I really just began writing this blog as a means to keep family members up to date on my life. I have been reading my sister Eve's for a couple of years now, and learn so much from her blog and those of the bloggers she loves. I finally took some time to really explore some of these "blogs of note". I am learning not to second guess my posts--that is to write the ones I am thinking about instead of discarding them as passing thoughts.

My time gets eaten up so fast. I work 8-5 Monday to Friday. I get up at 6:00am to get myself and the boys ready for school and daycare. Obviously on the weeks the boys are with their father, I can sleep a little longer. I have been thinking I may start doing pilates in the morning instead of after supper...but I digress...After work I pick up the boys and come home to cook supper. Sometimes I come home from work at lunchtime and get a head-start on it. I can have veggies ready to cook and meat in the crockpot some days. I sort of try to plan the weekday meals with some good holsom ones and some easy ones. I try to stay away from junkie meals like take-out or kd and hotdogs (although it is a Saturday afternoon favorite every second week). By the time supper is done and dishes are cleared away, it is time for play and mama's clean up. Then on to baths, homework, bedtime snacks and a little quiet time then Sid goes to bed at 8:00, and Seth 8:30 (then he reads for at least 15 minutes).

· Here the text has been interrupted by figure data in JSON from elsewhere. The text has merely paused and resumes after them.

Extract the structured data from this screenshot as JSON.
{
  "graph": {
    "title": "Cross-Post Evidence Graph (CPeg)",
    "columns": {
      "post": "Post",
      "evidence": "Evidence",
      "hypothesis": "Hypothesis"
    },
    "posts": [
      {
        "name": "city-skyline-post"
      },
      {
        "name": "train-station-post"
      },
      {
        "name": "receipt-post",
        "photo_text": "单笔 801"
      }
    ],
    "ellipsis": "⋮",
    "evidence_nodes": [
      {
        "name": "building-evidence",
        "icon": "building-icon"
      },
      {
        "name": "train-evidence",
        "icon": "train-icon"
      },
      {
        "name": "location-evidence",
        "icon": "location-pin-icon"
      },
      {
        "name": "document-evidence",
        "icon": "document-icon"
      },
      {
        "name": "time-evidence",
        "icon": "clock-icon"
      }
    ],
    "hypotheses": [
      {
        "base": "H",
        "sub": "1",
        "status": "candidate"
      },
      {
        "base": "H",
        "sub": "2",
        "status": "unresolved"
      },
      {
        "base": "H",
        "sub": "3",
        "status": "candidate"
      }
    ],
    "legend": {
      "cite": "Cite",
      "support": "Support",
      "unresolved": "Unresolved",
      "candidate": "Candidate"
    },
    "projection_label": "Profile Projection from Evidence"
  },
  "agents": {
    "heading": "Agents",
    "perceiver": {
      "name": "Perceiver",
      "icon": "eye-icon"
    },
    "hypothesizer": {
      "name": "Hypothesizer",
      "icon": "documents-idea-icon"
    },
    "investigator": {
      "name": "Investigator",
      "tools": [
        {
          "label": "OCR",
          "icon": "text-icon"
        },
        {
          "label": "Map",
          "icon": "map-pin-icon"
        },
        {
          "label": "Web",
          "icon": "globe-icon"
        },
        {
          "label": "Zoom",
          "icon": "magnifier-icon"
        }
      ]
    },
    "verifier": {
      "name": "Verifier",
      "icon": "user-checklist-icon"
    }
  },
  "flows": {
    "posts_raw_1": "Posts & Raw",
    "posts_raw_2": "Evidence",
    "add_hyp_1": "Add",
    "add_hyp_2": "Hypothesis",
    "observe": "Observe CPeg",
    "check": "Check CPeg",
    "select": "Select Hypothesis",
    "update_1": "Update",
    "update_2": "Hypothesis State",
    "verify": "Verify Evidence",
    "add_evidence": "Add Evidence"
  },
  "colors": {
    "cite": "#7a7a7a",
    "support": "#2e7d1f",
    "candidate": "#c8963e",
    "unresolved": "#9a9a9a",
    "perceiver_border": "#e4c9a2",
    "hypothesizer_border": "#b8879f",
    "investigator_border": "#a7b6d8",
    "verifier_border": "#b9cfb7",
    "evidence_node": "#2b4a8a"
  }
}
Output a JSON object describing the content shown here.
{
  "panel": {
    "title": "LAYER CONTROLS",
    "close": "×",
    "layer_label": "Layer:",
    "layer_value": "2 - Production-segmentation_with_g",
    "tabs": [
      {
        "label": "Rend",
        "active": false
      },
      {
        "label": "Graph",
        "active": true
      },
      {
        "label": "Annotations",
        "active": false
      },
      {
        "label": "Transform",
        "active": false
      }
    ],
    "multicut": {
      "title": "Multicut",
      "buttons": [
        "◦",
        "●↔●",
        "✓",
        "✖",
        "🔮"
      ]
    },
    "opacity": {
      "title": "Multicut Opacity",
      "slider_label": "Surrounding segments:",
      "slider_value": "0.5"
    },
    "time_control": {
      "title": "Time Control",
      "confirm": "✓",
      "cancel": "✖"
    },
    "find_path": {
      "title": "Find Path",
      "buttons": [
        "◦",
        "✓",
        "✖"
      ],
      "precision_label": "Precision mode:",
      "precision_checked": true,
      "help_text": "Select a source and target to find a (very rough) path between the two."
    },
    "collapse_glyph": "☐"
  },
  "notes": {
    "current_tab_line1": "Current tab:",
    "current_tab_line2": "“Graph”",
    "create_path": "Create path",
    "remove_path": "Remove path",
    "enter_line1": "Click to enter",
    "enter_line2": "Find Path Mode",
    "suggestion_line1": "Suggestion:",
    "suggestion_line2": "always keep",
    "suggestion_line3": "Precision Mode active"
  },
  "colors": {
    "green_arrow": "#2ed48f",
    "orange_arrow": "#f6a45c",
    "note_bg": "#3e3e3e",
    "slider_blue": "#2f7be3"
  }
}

I have incorporated exercise in there for myself as well. Usually I do it right after supper when the boys are playing and having desert. If I am really lucky and the evening goes well, I can actually sit down and watch a show at 9:00. Usually I tape everything then I am sure not to miss anything.

Weekends are slower going for us. I don't make alot of plans in general. Seth often has a sleepover here with a friend and we will run errands or go to the playground now that the weather is nicer. The boys are reaching an age where I can get up, get them settled in with a show and some breakfast and head back to bed for a while. I don't sleep soundly, mind, but it is restful just to spend a little extra time relaxing. Before I turn twice I am back to Sunday night. It is now 8:15. I don't have the boys here tonight (just have to get me ready). I still have to shower, straighten my hair and iron some clothes for the morning. Oh! Lunch would be good too. Hmmm...there are a few choices. I will have to think about it some more.

I am grateful to have a good job that supports me and my children, but do I ever wish sometimes that I could spend every day with them. Not to have to work, you know? I miss so many little things. I must say though that I have faith in the childcare facilities I have chosen. They take good care of my boys and provide excellent learning environments for them. Life is what it is and all we can do is make the best of every moment. I am working on not wishing so much time away waiting for the next weekend.